As with his book, Professor Jackson is exploring radical ideas in his teaching. In a senior level software design class which he co-instructs with Assistant Professor Mitchell Gordon—who spent a year at Open AI before coming to CSAIL—Professor Jackson is excited to “not just let students use LLMs but actually encourage them to use AI agents to build code and even help with design work.” This will be a very different educational experience, but critical for a group of students who are entering a software design landscape entirely transformed by AI. “We can’t really wait any longer, can we?”

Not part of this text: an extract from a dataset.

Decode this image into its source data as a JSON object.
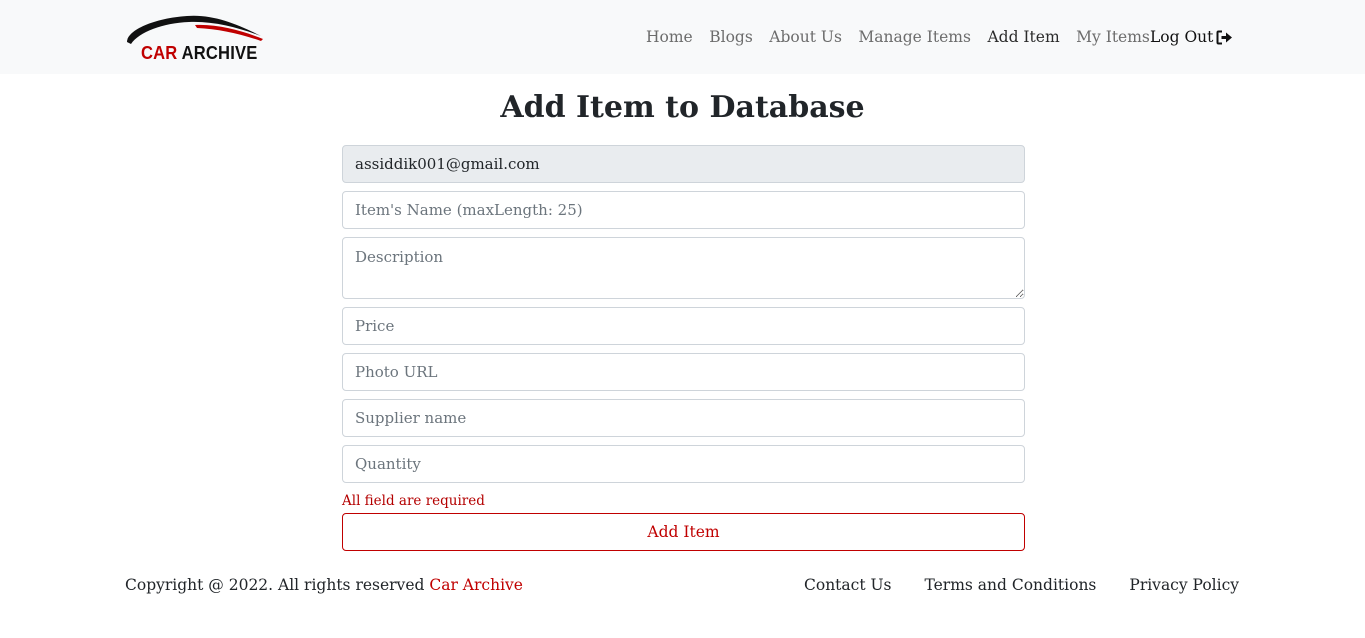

LOOKING AHEAD: CODING DEMOCRATIZATION AND A RENEWED FOCUS ON THE BASICS
LLMs capable of creating code and connecting concepts will dramatically broaden access to software creation, empowering people from all backgrounds to build applications and programs. This offers exciting potential for human creativity and innovation, but also presents risks. “If we encourage people to adopt this idea of vibe coding, where you generate software that only mostly works, it's going to be a catastrophe.  If we have all this unreliable software acting as agents on our behalf, making decisions for us, buying things, taking actions in the world that aren't the actions we want to be taken, we're going to be in a very bad place.” Ironically, he believes that the “advent of this hot new technology will force us to revisit all the big themes of software engineering and focus on fundamental questions,” a rich potential area for researchers.   

In this way, academic institutions and industry leaders working together will be critical. “One of the exciting things about being in academia is that we can afford to take a deep breath and think carefully. Maybe you can't do that if you are a company with a lot of commercial pressure to deliver quarterly results. We have a great opportunity for a symbiotic relationship in which our industry collaborators can offer scale and short-term relevance, and we can offer long-term thinking and fundamentals.” In these challenging times when academic funding is at risk, Professor Jackson hopes businesses will remember what academia has accomplished in the past and continue to support such opportunities for the next generation.

Personally, Professor Jackson seeks clarity in code the way he once did in physics. “The prospect of coming to a simple and clear understanding of fundamental issues in software design motivates me every day.” Along with “great students and collaborators and industry members,” he will keep spreading awareness and working toward improving the basics of software design.